Marie McNair (SNP), Defeated Douglas McAllister (Labour) and departed Gil Paterson (SNP).
The first four Holyrood seats have been declared, including Clydebank & Milngavie, which has been held by SNP despite a ten per cent swing to Labour.
The winner, the SNP’s Marie McNair is a former Labour councillor, whose brother Andrew White was at one time the leader of West Dunbartonshire Council, who resigned under a cloud after a public inquiry by Audit Scotland.
Andy White had also been accused of increasing the membership of the Constituency Labour Party in a manner that was not within the party rules in order to increase his support for a nomination to becoming a prospective Westminster candidate against Labour’s John McFall, who is now the Speaker in the House of Lords.
Cllr McNair is vice chair of West Dunbartonshire’s Health and Social Care Partnership, which has been at the centre of the controversy over the high number of deaths in care homes and care home visiting arrangements for relatives in the constituency. The chair of that committee is the unelected accountant Donald MacLeod.
She was once an auxiliary nurse in the St Margaret of Scotland Hospice in East Barns Street, Clydebank, from which she would have drawn significant support.
Marie McNair succeeds Gil Paterson, who has retired, and who has been featuring in politics with the SNP since the inception of Strathclyde Regional Council in 1974.
The Labour candidate Douglas McAllister, who is a former Provost of West Dunbartonshire and the son of Jack McAllister, the late Labour Provost of Clydebank, attracted a huge swing to Labour but was still defeated.
Turnout across Scotland is up by an average 8% on the last Scottish Parliament election in 2016.
Labour’s Jackie Baillie, pictured left, who is fighting Scotland’s most marginal seat, also acknowledges the high turnout. She adds: “We don’t know what that effectively means in marginal areas like mine.”
Scottish Labour’s recovery from years of decline “starts now,” she said.
Ms Baillie said new leader Anas Sarwar, who took over at the end of February, has provided fresh impetus that will see an upturn in Labour’s share of the vote when results are declared later today and tomorrow.
“Anas has literally been in post for 10 weeks,” she said. “We started at 14% in the polls and there was even talk of the Greens overtaking us, but now we have improved that position substantially.
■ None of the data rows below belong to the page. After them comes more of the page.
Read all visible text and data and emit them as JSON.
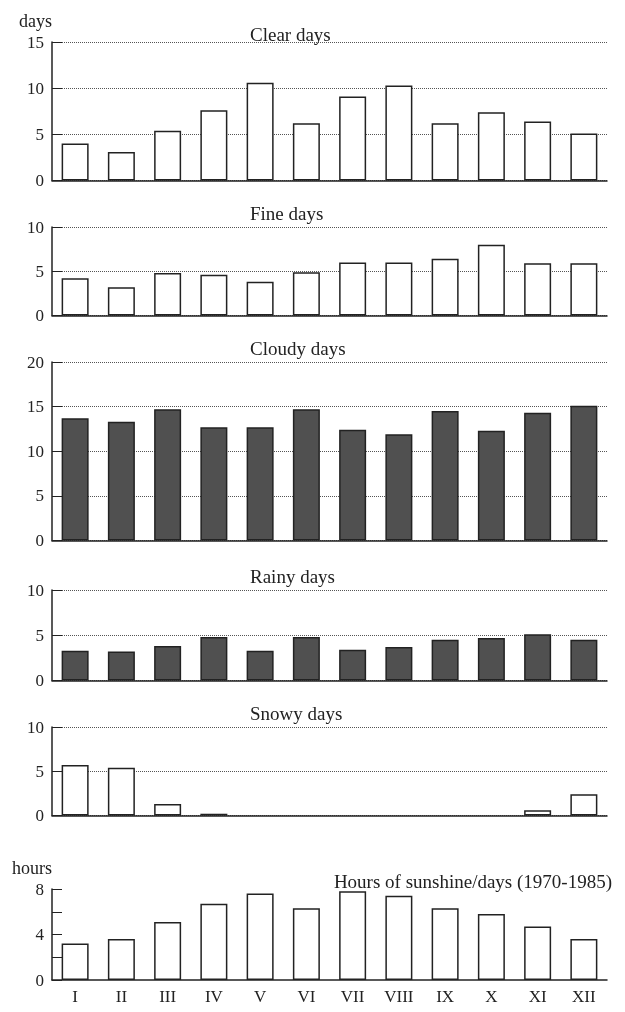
{
  "chart_data": [
    {
      "type": "bar",
      "title": "Clear days",
      "ylabel": "days",
      "categories": [
        null,
        null,
        null,
        null,
        null,
        null,
        null,
        null,
        null,
        null,
        null,
        null
      ],
      "values": [
        4.0,
        3.1,
        5.4,
        7.6,
        10.6,
        6.2,
        9.1,
        10.3,
        6.2,
        7.4,
        6.4,
        5.1
      ],
      "color": "#ffffff",
      "ylim": [
        0,
        15
      ],
      "yticks": [
        0,
        5,
        10,
        15
      ],
      "grid": "y"
    },
    {
      "type": "bar",
      "title": "Fine days",
      "categories": [
        null,
        null,
        null,
        null,
        null,
        null,
        null,
        null,
        null,
        null,
        null,
        null
      ],
      "values": [
        4.2,
        3.2,
        4.8,
        4.6,
        3.8,
        4.9,
        6.0,
        6.0,
        6.4,
        8.0,
        5.9,
        5.9
      ],
      "color": "#ffffff",
      "ylim": [
        0,
        10
      ],
      "yticks": [
        0,
        5,
        10
      ],
      "grid": "y"
    },
    {
      "type": "bar",
      "title": "Cloudy days",
      "categories": [
        null,
        null,
        null,
        null,
        null,
        null,
        null,
        null,
        null,
        null,
        null,
        null
      ],
      "values": [
        13.7,
        13.3,
        14.7,
        12.7,
        12.7,
        14.7,
        12.4,
        11.9,
        14.5,
        12.3,
        14.3,
        15.1
      ],
      "color": "#505050",
      "ylim": [
        0,
        20
      ],
      "yticks": [
        0,
        5,
        10,
        15,
        20
      ],
      "grid": "y"
    },
    {
      "type": "bar",
      "title": "Rainy days",
      "categories": [
        null,
        null,
        null,
        null,
        null,
        null,
        null,
        null,
        null,
        null,
        null,
        null
      ],
      "values": [
        3.3,
        3.2,
        3.8,
        4.8,
        3.3,
        4.8,
        3.4,
        3.7,
        4.5,
        4.7,
        5.1,
        4.5
      ],
      "color": "#505050",
      "ylim": [
        0,
        10
      ],
      "yticks": [
        0,
        5,
        10
      ],
      "grid": "y"
    },
    {
      "type": "bar",
      "title": "Snowy days",
      "categories": [
        null,
        null,
        null,
        null,
        null,
        null,
        null,
        null,
        null,
        null,
        null,
        null
      ],
      "values": [
        5.7,
        5.4,
        1.3,
        0.2,
        0,
        0,
        0,
        0,
        0,
        0,
        0.6,
        2.4
      ],
      "color": "#ffffff",
      "ylim": [
        0,
        10
      ],
      "yticks": [
        0,
        5,
        10
      ],
      "grid": "y"
    },
    {
      "type": "bar",
      "title": "Hours of sunshine/days (1970-1985)",
      "ylabel": "hours",
      "categories": [
        "I",
        "II",
        "III",
        "IV",
        "V",
        "VI",
        "VII",
        "VIII",
        "IX",
        "X",
        "XI",
        "XII"
      ],
      "values": [
        3.2,
        3.6,
        5.1,
        6.7,
        7.6,
        6.3,
        7.8,
        7.4,
        6.3,
        5.8,
        4.7,
        3.6
      ],
      "color": "#ffffff",
      "ylim": [
        0,
        8
      ],
      "yticks": [
        0,
        {
          "value": 2,
          "label": null
        },
        4,
        {
          "value": 6,
          "label": null
        },
        8
      ]
    }
  ]
}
“I don’t want to speculate at this stage but certainly turnout is up across the board. We don’t know what that will mean in marginal areas like mine (Dumbarton) and in other seats across the country.
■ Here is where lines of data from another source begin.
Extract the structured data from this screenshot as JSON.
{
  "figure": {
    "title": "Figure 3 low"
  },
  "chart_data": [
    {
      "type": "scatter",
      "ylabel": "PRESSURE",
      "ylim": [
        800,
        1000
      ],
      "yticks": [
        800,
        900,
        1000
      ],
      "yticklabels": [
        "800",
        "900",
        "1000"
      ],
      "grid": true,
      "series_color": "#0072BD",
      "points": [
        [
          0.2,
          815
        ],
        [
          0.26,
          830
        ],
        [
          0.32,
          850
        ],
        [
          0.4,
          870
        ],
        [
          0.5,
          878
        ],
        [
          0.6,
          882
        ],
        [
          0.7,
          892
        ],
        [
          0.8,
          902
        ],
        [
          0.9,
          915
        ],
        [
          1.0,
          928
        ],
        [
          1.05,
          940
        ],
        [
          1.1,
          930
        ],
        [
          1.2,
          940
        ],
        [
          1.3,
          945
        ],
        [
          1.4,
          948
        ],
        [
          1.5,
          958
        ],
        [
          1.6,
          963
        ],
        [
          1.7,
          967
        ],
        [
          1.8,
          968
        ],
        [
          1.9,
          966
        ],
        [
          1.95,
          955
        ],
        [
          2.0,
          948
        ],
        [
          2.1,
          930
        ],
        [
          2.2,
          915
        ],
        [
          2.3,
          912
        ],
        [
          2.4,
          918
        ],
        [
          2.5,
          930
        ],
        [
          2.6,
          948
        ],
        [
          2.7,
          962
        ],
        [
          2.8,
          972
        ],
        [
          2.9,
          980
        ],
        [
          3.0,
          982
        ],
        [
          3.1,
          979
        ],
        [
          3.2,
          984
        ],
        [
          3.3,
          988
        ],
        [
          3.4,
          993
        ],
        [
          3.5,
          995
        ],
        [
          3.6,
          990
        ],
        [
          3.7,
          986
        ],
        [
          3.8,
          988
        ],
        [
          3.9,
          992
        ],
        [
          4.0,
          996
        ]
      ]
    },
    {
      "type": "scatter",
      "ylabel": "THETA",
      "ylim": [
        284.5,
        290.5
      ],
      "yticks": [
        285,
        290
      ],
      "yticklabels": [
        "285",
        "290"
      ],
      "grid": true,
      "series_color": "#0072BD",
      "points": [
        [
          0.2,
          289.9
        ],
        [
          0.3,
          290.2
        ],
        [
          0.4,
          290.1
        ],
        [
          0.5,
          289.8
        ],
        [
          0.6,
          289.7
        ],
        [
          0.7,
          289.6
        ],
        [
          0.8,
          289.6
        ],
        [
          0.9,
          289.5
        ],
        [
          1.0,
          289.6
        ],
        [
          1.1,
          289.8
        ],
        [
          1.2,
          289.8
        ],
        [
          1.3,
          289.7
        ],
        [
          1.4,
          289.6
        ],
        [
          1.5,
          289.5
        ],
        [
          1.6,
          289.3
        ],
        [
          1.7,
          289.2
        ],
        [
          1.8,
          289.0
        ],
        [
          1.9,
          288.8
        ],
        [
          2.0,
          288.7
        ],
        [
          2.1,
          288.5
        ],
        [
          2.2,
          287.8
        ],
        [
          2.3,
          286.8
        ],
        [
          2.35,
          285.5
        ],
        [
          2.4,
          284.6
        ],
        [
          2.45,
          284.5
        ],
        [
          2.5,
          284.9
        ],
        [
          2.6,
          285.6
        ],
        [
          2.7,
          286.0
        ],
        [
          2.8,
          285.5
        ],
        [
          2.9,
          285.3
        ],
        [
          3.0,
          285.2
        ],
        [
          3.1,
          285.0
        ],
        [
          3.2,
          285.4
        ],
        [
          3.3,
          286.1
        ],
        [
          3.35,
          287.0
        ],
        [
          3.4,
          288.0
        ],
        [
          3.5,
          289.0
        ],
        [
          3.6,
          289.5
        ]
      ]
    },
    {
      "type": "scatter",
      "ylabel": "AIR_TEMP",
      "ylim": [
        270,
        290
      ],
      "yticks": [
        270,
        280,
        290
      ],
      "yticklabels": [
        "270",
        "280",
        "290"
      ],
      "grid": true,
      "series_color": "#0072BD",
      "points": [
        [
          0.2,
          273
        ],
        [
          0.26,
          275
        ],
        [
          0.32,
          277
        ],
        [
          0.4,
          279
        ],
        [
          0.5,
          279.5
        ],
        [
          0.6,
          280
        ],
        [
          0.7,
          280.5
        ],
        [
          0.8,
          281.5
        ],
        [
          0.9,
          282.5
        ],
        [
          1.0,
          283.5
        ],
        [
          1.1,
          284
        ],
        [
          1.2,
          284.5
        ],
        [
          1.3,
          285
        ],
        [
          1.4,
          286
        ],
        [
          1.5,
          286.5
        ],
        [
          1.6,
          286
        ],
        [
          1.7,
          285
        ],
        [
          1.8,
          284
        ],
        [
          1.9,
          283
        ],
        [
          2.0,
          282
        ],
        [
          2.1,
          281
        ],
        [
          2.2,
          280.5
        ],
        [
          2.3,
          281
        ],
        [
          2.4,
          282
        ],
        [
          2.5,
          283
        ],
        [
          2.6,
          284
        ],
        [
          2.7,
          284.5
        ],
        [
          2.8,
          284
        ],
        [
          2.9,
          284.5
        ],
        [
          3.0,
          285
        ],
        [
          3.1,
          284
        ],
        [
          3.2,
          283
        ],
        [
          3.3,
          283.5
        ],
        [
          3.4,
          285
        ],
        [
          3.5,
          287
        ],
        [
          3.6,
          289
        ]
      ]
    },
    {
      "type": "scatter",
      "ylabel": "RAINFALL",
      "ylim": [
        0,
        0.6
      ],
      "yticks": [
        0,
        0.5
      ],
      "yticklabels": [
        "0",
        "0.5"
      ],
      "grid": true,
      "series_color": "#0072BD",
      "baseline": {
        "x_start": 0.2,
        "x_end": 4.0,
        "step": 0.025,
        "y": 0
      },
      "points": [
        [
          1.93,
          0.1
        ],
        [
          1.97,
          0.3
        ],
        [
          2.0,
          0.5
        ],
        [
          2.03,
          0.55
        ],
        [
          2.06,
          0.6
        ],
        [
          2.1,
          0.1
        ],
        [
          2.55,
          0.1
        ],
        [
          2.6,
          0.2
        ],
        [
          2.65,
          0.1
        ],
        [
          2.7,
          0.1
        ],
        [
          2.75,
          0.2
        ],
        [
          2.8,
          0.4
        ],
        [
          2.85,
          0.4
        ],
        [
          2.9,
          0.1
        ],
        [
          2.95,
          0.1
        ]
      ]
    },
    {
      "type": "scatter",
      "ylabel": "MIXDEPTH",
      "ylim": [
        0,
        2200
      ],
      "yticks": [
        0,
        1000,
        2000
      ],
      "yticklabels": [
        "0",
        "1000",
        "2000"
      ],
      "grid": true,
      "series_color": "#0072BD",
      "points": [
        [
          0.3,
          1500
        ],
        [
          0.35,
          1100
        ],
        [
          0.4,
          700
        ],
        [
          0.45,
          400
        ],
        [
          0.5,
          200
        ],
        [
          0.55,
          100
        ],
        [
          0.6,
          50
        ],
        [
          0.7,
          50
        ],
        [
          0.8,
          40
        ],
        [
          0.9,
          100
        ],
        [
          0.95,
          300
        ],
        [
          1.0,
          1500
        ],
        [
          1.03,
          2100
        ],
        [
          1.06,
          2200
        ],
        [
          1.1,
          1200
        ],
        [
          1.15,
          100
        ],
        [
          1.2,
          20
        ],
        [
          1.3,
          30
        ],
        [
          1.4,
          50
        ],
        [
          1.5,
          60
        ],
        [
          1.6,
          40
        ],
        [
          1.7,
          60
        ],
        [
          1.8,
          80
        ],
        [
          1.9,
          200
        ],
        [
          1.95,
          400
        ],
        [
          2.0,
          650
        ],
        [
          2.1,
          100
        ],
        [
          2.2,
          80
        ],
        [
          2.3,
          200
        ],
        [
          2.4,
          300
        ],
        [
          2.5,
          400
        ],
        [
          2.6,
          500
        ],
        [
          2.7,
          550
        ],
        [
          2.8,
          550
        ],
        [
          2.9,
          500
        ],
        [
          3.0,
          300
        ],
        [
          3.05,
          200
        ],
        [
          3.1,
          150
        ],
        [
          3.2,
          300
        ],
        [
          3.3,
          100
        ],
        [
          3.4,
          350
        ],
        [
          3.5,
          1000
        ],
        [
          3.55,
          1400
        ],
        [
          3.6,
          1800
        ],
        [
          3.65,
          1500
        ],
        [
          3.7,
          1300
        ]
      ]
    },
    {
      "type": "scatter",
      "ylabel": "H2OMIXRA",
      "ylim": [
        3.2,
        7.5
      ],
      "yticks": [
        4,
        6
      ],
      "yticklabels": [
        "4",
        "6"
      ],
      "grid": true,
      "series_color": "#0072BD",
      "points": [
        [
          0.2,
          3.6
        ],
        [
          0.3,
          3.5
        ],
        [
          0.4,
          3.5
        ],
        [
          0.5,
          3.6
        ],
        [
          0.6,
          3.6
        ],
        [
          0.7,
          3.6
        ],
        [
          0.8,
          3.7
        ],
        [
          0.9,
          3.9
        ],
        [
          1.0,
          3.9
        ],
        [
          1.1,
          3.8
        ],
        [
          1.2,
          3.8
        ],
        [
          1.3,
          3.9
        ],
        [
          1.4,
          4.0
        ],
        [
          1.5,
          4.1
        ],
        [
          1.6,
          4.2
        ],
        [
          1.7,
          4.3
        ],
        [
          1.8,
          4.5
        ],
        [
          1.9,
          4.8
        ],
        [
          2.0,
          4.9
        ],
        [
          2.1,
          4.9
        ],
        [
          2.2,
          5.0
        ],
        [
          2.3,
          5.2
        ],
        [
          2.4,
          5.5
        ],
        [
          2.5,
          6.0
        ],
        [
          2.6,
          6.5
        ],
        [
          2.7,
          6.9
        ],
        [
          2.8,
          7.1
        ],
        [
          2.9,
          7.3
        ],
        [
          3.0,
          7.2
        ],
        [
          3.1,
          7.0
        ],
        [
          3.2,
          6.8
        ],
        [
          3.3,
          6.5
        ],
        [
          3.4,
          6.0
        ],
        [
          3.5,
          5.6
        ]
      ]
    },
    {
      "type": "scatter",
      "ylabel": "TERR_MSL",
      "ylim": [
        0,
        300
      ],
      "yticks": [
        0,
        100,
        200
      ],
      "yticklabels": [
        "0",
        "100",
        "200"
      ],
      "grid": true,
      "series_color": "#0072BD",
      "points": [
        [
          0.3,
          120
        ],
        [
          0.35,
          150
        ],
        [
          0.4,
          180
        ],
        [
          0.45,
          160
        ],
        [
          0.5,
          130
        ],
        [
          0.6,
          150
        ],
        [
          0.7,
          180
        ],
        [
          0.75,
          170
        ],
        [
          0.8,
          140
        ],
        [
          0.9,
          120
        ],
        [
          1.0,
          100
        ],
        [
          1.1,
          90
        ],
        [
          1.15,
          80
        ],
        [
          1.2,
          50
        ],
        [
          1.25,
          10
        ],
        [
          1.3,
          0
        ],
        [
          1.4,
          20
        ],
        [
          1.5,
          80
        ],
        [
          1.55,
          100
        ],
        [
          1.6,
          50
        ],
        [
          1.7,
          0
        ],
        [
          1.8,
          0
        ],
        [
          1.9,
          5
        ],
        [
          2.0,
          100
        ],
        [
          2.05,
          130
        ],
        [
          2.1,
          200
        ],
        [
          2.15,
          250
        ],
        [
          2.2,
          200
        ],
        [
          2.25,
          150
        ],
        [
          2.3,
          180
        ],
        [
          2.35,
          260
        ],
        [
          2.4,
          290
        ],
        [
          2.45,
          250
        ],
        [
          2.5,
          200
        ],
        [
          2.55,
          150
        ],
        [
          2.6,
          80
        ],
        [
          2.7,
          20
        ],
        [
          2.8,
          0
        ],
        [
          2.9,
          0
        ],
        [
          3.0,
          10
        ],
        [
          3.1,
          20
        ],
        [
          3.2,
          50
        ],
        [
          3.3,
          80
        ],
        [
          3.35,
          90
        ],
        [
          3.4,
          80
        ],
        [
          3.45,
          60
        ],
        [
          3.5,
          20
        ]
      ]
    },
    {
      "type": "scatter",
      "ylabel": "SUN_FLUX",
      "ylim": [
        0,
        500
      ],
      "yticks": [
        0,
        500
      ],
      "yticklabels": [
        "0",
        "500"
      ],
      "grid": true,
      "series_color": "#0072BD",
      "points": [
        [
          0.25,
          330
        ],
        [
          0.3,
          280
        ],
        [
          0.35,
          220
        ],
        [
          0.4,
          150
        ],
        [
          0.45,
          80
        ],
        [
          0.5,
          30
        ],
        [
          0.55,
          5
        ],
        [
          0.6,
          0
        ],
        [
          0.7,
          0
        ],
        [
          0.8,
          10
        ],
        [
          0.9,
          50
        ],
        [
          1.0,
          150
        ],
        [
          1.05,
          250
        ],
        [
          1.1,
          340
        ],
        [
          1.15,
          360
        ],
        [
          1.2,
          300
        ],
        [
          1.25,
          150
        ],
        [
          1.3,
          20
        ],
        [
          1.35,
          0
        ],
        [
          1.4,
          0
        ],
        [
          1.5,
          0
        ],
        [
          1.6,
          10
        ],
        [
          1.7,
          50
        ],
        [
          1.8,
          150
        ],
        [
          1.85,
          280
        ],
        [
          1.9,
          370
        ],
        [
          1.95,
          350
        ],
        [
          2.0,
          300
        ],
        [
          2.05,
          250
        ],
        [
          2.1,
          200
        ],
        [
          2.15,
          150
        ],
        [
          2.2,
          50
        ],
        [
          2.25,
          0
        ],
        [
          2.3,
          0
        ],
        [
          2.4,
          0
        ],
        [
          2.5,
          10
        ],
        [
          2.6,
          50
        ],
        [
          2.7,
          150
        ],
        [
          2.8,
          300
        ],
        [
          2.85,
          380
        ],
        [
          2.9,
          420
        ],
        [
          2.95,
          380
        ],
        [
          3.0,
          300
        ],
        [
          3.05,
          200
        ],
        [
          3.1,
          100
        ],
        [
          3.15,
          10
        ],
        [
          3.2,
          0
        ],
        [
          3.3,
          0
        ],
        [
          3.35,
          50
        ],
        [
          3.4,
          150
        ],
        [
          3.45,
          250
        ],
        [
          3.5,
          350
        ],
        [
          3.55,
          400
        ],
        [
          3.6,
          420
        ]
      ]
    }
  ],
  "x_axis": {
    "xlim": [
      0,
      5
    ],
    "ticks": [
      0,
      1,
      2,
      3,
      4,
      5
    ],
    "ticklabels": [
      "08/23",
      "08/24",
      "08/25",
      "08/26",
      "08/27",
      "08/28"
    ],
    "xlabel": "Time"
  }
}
“But I think Scottish Labour’s recovery starts now. We ran a very positive campaign and I think Anas Sarwar is building an alternative to the SNP. We have been very clear the priority is recovering from the pandemic.”
There is no result yet from the Dumbarton Constituency, but there was a kerfuffle last evening when I spotted a row of Nationalist flags in the form of bunting within the polling station at Braehead Primary School in Dumbarton.
The majority of constituency seats will be called on Friday with the full picture known by Saturday teatime.
The outcome of this election will decide who forms the next Scottish government, with powers over areas like health, education and income tax.
It will also have an impact on whether or not there is a second referendum on Scottish independence.
A total of 129 MSPs are elected to Holyrood.
- Valeman Bob Doris held on to his seat when he was declared the winner in the Glasgow Maryhill constituency. He is a former pupil of St Patrick’s High School, Dumbarton, who was brought up in Bonhill.